Just a few titles found on Amazon:
- Secrets of Mental Math: Master the Art of Mental Math
03-14-2015 10:18 PM
Thanks for the message. I actually want to remove the last post since I didn't find the correct answer under a different section. But I am not sure how to do it as I am new.
03-14-2015 10:28 PM
I wouldn't remove posts for which you've got already people answering you. Just write some explanation why you're closing it, reference to the follow up post if applicable and then mark the question as "answered". Then start your new post with a follow-up question and reference the old post.
This way people can follow you.
03-14-2015 10:57 PM
I believe it really depends on what you have as data source and what you actually are trying to achieve here.
Librarians are since a long time registering and classifying books and my current thinking is that you shouldn't try to re-invent the wheel but to figure out how to access this information.
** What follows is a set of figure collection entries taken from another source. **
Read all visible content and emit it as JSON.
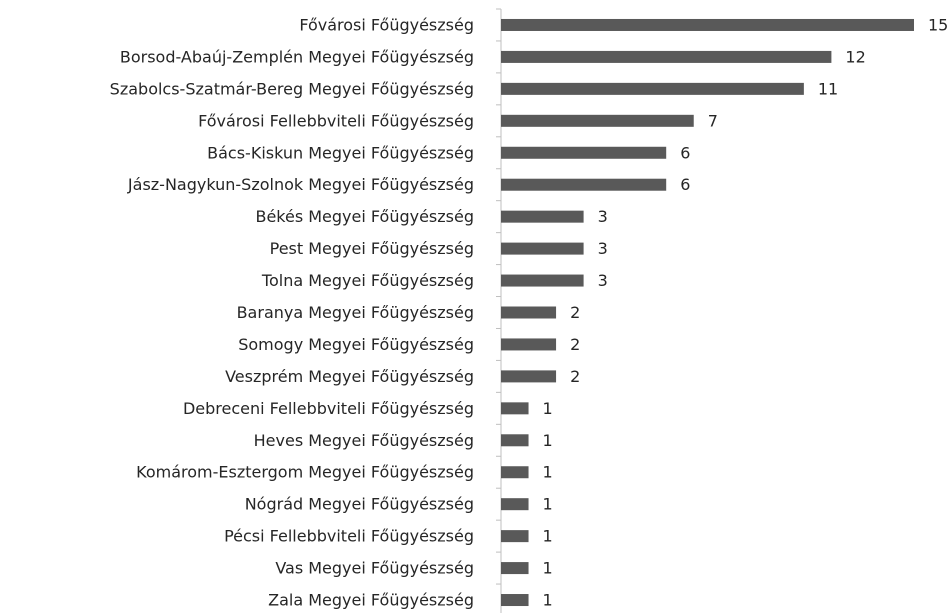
{
  "chart_data": {
    "type": "bar",
    "orientation": "horizontal",
    "categories": [
      "Fővárosi Főügyészség",
      "Borsod-Abaúj-Zemplén Megyei Főügyészség",
      "Szabolcs-Szatmár-Bereg Megyei Főügyészség",
      "Fővárosi Fellebbviteli Főügyészség",
      "Bács-Kiskun Megyei Főügyészség",
      "Jász-Nagykun-Szolnok Megyei Főügyészség",
      "Békés Megyei Főügyészség",
      "Pest Megyei Főügyészség",
      "Tolna Megyei Főügyészség",
      "Baranya Megyei Főügyészség",
      "Somogy Megyei Főügyészség",
      "Veszprém Megyei Főügyészség",
      "Debreceni Fellebbviteli Főügyészség",
      "Heves Megyei Főügyészség",
      "Komárom-Esztergom Megyei Főügyészség",
      "Nógrád Megyei Főügyészség",
      "Pécsi Fellebbviteli Főügyészség",
      "Vas Megyei Főügyészség",
      "Zala Megyei Főügyészség"
    ],
    "values": [
      15,
      12,
      11,
      7,
      6,
      6,
      3,
      3,
      3,
      2,
      2,
      2,
      1,
      1,
      1,
      1,
      1,
      1,
      1
    ],
    "color": "#595959"
  }
}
I would assume that there are multiple database with such information where you could retrieve such information via a look-up over the book titles you're having. So it's more about researching what exists, where it's free-of-charge or at least "low cost" and what's required technically (the api).
My starting points would be the Library of Congress and Amazon.
03-15-2015 12:19 AM
Thanks for the suggestions. I think another member also mentioned this point in a previous post. I appreciate your thoughts on the matter. However, I am very interested in a solution that has application to other similar scenario. Suppose we change a setting, instead of books, we are looking at grocery items. And if there is no list of grocery items, then what in your opinion is a sophisticated way to approach the problem? I think the issue is interesting, and I am curious to know if there is some proc or function SAS offer (other than SAS data mining) that can accomplish the objective.
03-15-2015 02:16 AM
Well, also for grocery items there are data bases (eg. from Nielsen). I don't think there is (and can't be) a single ready made SAS procedure for such tasks - but you can of course always implement your own logic. For the forum here: You will have to give it a try first and then eventually ask specific questions for specific problems where you get stuck. To give you a start below some code which "cleans up" your book titles in a way that it's may be easier to work out the key words you're after.
infile datalines truncover dsd dlm=',';
input (publisher_name publisher_id book_id) ($) book_name :$30. keyword_test :$20.;
length book_words $30.;
ABC Corp,1234,A888888,College Math,Math
ABC Corp,1234,A666666,Math for Beginners,Math
ABC Corp,1234,A555555,Business Math for Starters,Math
ABC Corp,1234,A999999,Math Learning,Math
ABC Corp,1234,A888888,Multi Cultural Art,Art
03-15-2015 06:40 PM
Thank you for replying. I tried the code, and GoMath remained to be GoMath. It made the string all uppercase and removed punctuations and numbers.
Was it supposed to be a different output?
03-15-2015 08:57 PM
If I run the code exactly as posted then GoMath gets split into 2 words separated by a blank "Go Math" which then should be much easier to analyse (eg. a record by word and then a simple frequency count to retrieve key word candidates).